My invitation this year to participate in the Ringling Bros. and Barnum & Bailey "annual animal walk" is worded more cleverly ("You are cordially invited to enjoy a Close Encounter of the Herd Kind") than the one of several years ago, which stated simply that I could help celebrate the opening of the circus in New York City by riding an elephant from the railroad yard to Madison Square Garden. I accepted that invitation and quickly discovered that there are two prerequisites for a comfortable journey on a pachyderm—a backside of reinforced steel and a leg spread like the wingspan of an eagle.
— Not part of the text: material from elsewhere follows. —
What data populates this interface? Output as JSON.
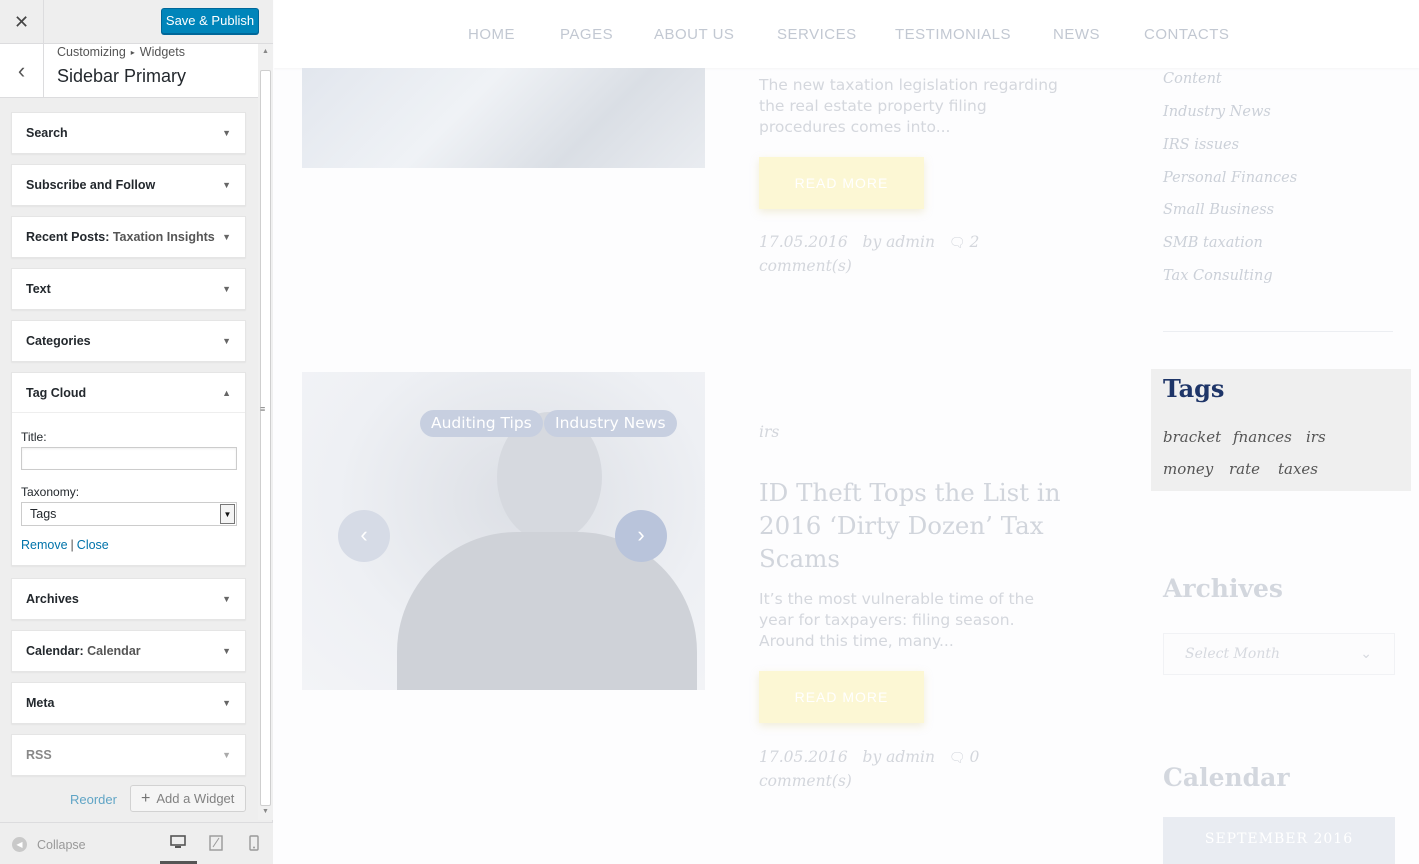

Media types from newspapers, magazines and TV networks took part in the ride that year, and when it was over most of us thought we might never walk again.

I also once rode a non-circus elephant in the jungles of Nepal. It was provided with a howdah, or basket, in which one rode. That was a horrible trip, too, even in the basket, for it lasted two hours and the gait of an elephant is uneven, to put it as kindly as possible, with no two legs moving in a discernible rhythm. The sensation is that of maintaining one's balance on top of a volcano that is about to erupt.

A trotting horse has something of the same unsettling gait—at least for the novice who has not learned to post—for it moves one front leg and the opposite hind leg in unison, producing an up-and-down motion that can be jarring. A pacing horse, a rare thing to ride nowadays, has a smoother gait, because it has been trained with hobbles to move its front and hind legs on the same side simultaneously. But such locomotion, unlike the trot, is unnatural. Take the hobbles off and pacers often go back to the way nature arranged for them to move. Still, if Barnum & Bailey were to offer me a pacer this time, I might accept. Or, better yet, a camel, such as the one I once rode in Africa. A camel is comfortable. It is one of only two animals that I know of (the other is the cat—from tabby to lion) that pace naturally, with front and hind legs on the same side moving in smooth concert. Because one rides sidesaddle on a camel, in front of the hump, the effect is more like the gentle swaying of a rocking chair than the earthquake tremor of an elephant.

Because this year's circus elephant won't be any easier to straddle than the one that did me in before, I wrote Ringling Bros, and Barnum & Bailey a courteous but firm thanks but no thanks. With no camels available, I'll stick to riding the most comfortable animal I know—my Volkswagen Rabbit.